In her book, Quiet, Cain explains that the introvert-extrovert dynamic “influences our choice of friends and mates, and how we make conversation, resolve differences, and show love. It affects the careers we choose and whether or not we succeed at them.”
With north and south temperaments, do you see possibilities for conflicts or misunderstandings especially if you’re a south married to a north?
Michael Hyatt understands:
“I am speaking from personal experience here. I have been married to my wife Gail for almost 40 years. She is an extrovert. I am an introvert. In the early years of our marriage, this was a source of constant friction.
Frankly, it’s a miracle we got through it alive and with our marriage still intact.”
He says that introverts and extroverts run on different batteries.

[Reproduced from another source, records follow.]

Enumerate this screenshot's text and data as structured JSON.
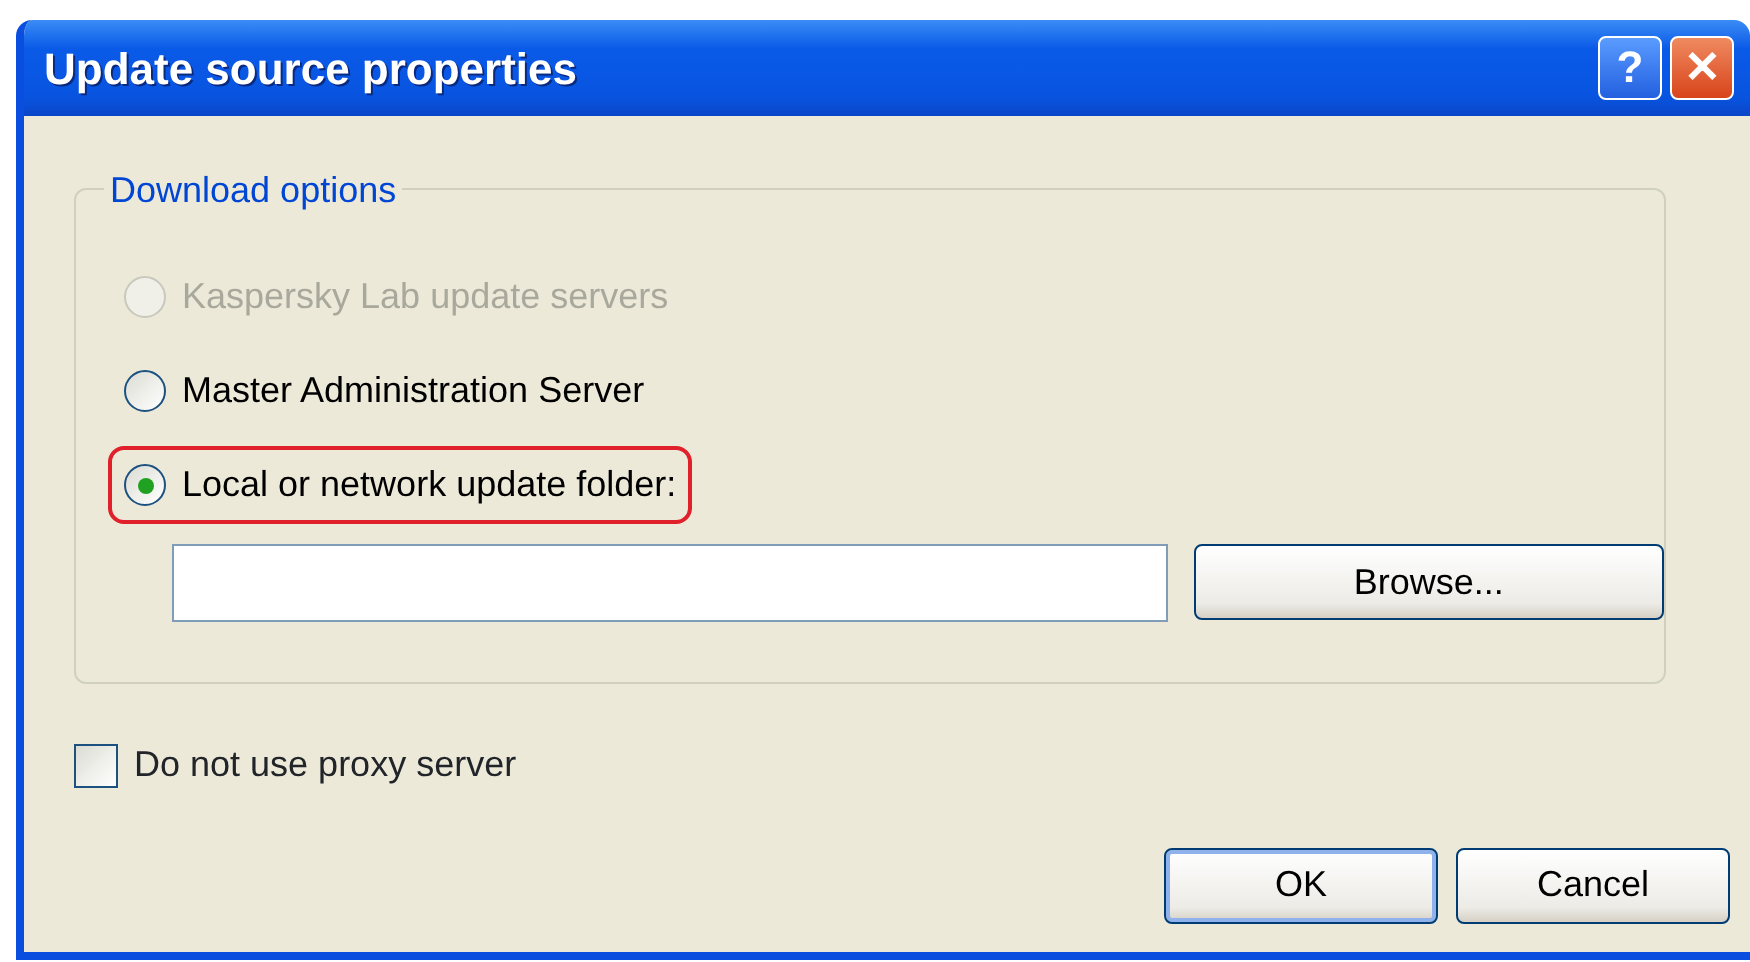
{
  "window": {
    "title": "Update source properties",
    "buttons": [
      {
        "kind": "help",
        "label": "?"
      },
      {
        "kind": "close",
        "label": "✕"
      }
    ]
  },
  "download_options": {
    "title": "Download options",
    "options": [
      {
        "label": "Kaspersky Lab update servers",
        "selected": false,
        "disabled": true,
        "highlighted": false
      },
      {
        "label": "Master Administration Server",
        "selected": false,
        "disabled": false,
        "highlighted": false
      },
      {
        "label": "Local or network update folder:",
        "selected": true,
        "disabled": false,
        "highlighted": true
      }
    ],
    "browse_button": "Browse..."
  },
  "proxy_checkbox": {
    "label": "Do not use proxy server",
    "checked": false
  },
  "buttons": [
    {
      "label": "OK",
      "default": true
    },
    {
      "label": "Cancel",
      "default": false
    }
  ]
}
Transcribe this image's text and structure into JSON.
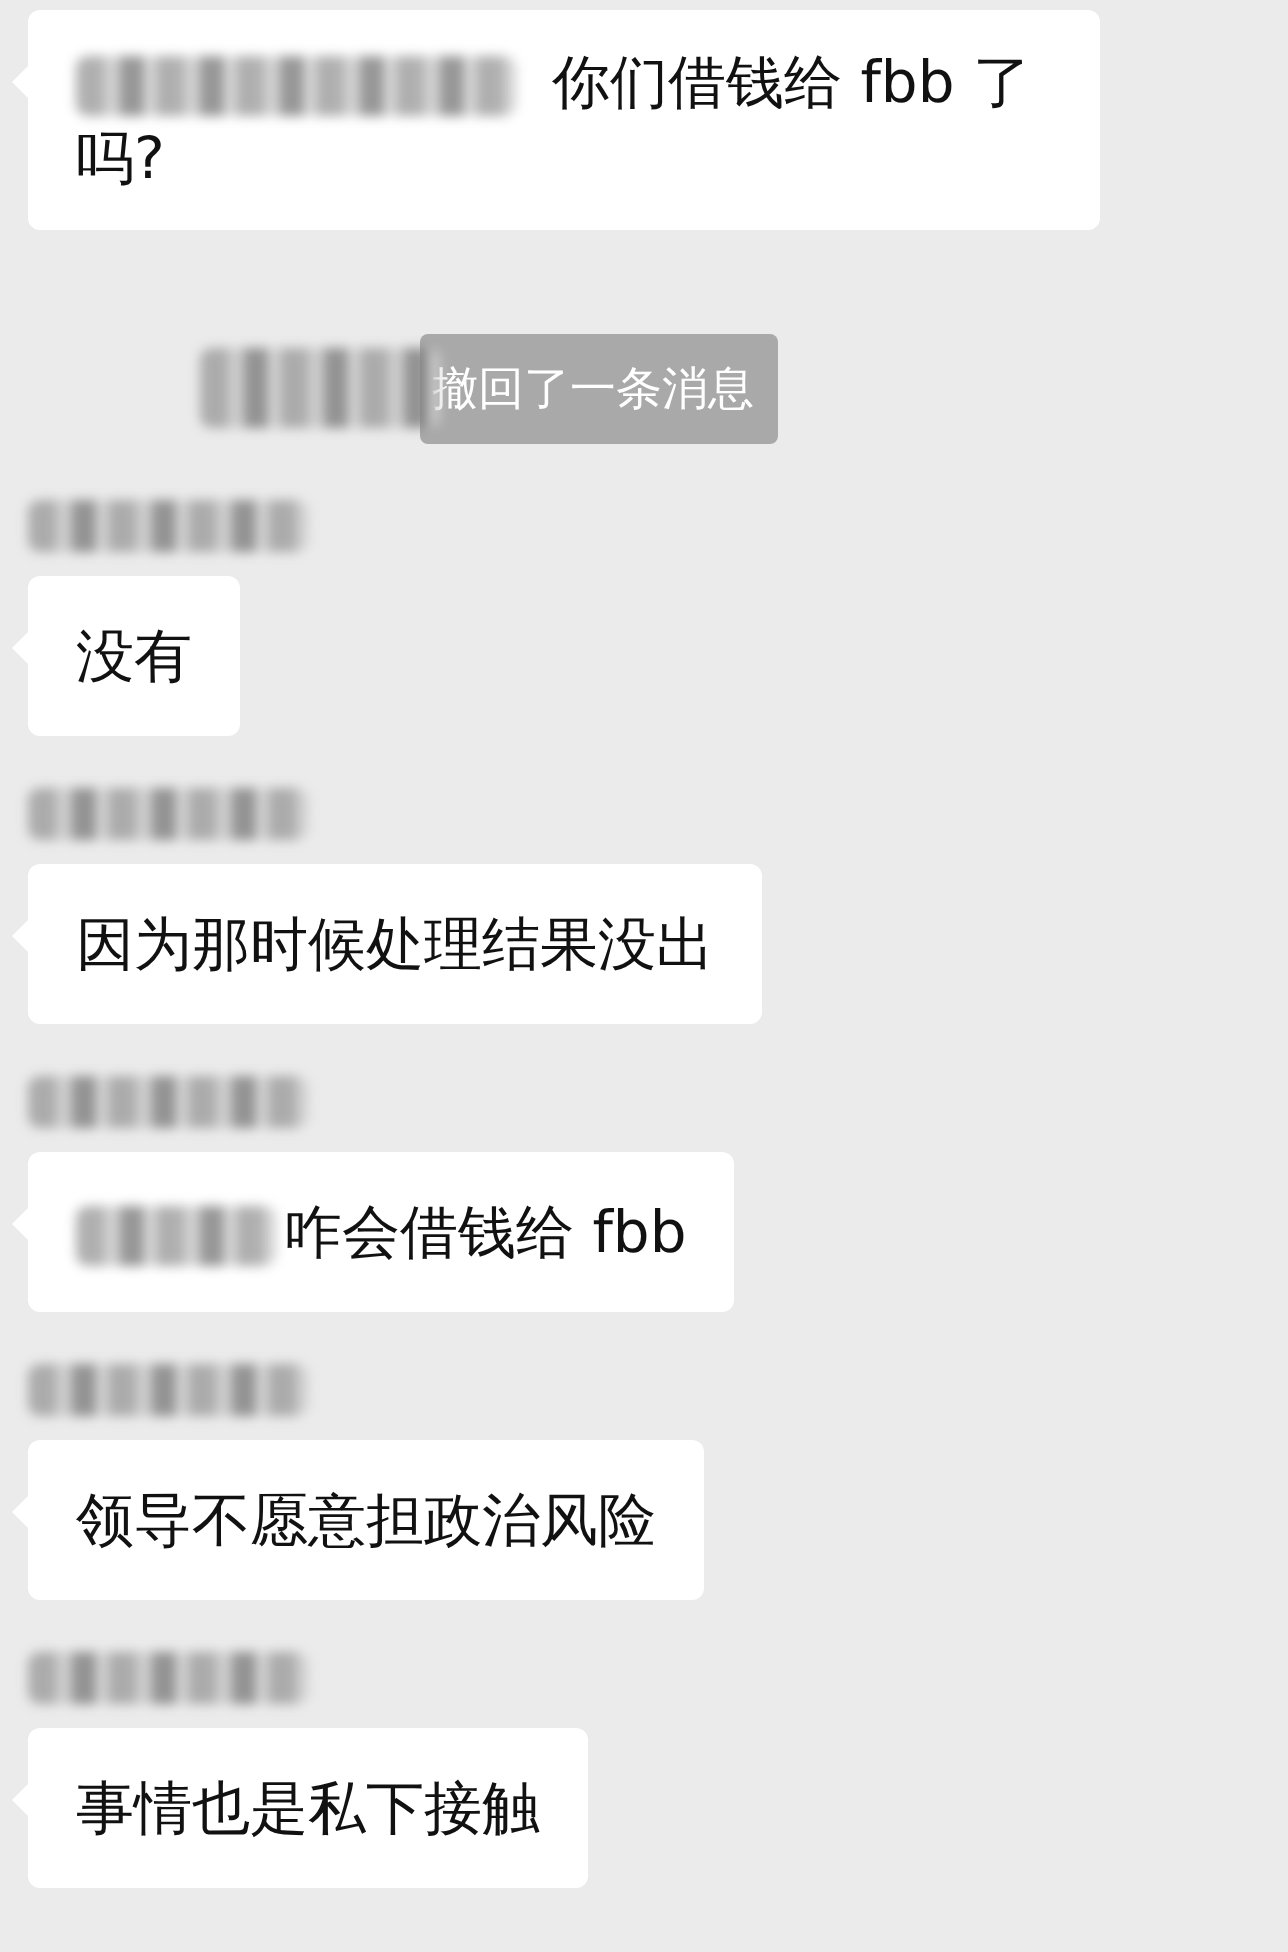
{
  "messages": [
    {
      "kind": "text",
      "prefix_hidden": true,
      "text": "你们借钱给 fbb 了吗?"
    },
    {
      "kind": "recall",
      "text": "撤回了一条消息"
    },
    {
      "kind": "text",
      "prefix_hidden": false,
      "text": "没有"
    },
    {
      "kind": "text",
      "prefix_hidden": false,
      "text": "因为那时候处理结果没出"
    },
    {
      "kind": "text",
      "prefix_hidden": true,
      "text": "咋会借钱给 fbb"
    },
    {
      "kind": "text",
      "prefix_hidden": false,
      "text": "领导不愿意担政治风险"
    },
    {
      "kind": "text",
      "prefix_hidden": false,
      "text": "事情也是私下接触"
    }
  ]
}
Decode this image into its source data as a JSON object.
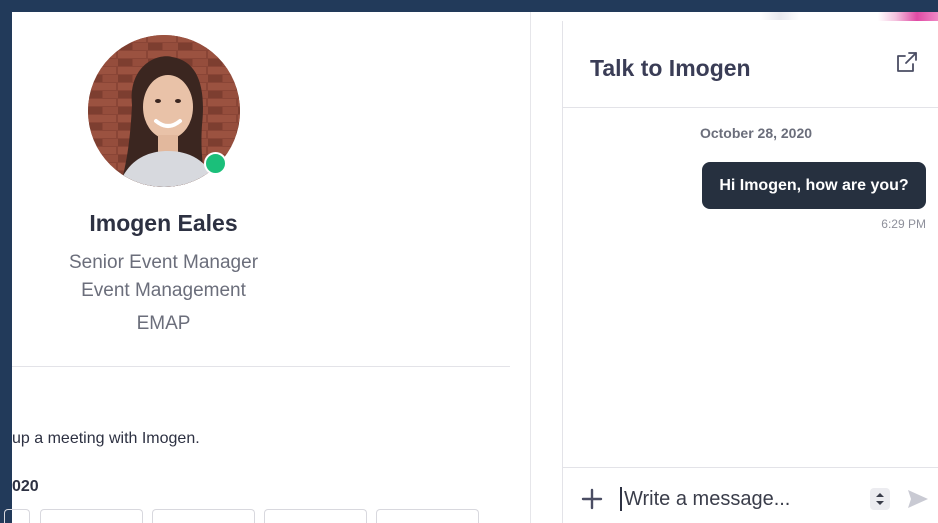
{
  "profile": {
    "name": "Imogen Eales",
    "job_title": "Senior Event Manager",
    "department": "Event Management",
    "organization": "EMAP",
    "status": "online",
    "status_color": "#1bbf7a",
    "meeting_text": "up a meeting with Imogen.",
    "date_fragment": "020"
  },
  "chat": {
    "title": "Talk to Imogen",
    "popout_icon": "external-link-icon",
    "date_separator": "October 28, 2020",
    "messages": [
      {
        "text": "Hi Imogen, how are you?",
        "time": "6:29 PM",
        "direction": "outgoing"
      }
    ],
    "composer": {
      "placeholder": "Write a message...",
      "add_icon": "plus-icon",
      "send_icon": "send-icon"
    }
  },
  "colors": {
    "frame": "#223a5a",
    "bubble": "#26303f",
    "accent_pink": "#e04aa4"
  }
}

“The real difference between introverts and extroverts is in what energizes us. Ask yourself, ‘Where do I get my energy: by being alone or by being with others?’ Conversely, you could ask, ‘What drains me?’
Introverts like me are energized by being alone. People drain us. Extroverts like Gail are energized by others. Being alone drains them. There are exceptions. I also enjoy being with people sometimes and she enjoys some time alone. But this is not our dominant mode of renewal.
To explain the difference in how introverts and extroverts interact with the world, I’ll show you how Gail and I see things differently in 3 broad social areas of life.
1. Circle of Friends
- I am content to spend time with a small, tight-knit circle of friends. I am not really interested in meeting anyone else. I have enough friends, thank you very much.
- Gail, on the other hand, views strangers as “friends-she-hasn’t-yet-met.” She loves meeting new people. The more the merrier.
2. Rest and Relaxation
- My idea of of a great vacation is being somewhere alone—just the two of us. I want to spend the time reading or taking quiet walks.
- Gail wants to meet the locals and go on sight-seeing adventures. The more activities, the better.
3. Regular Social Functions
- I want to leave immediately after church. Being with all those people is exhausting!
- Gail can’t wait to get to coffee hour. And she takes the hour part seriously. If she is not the last one to leave, she feels cheated.”
Does your marriage look similar?
We all need to remind ourselves neither perspective is right or wrong. We need both kinds of people, and they are of equal value. We know our differences can create conflict and misunderstandings.
I am an extrovert, but my former husband Rick was an introvert. Early on, it was the source of conflict, not appreciation. It took time for us to understand and appreciate our differences. We definitely learned we needed each other, and we could draw great strength from one another. We certainly needed to give the other the freedom to live the way he or she was wired. Truthfully, we were better together because of these differences. We grew to be two unique halves of a greater whole, and it was a beautiful thing.
If you are married to a north, and you are a south, be grateful for unique way you complement each other because you really are better together.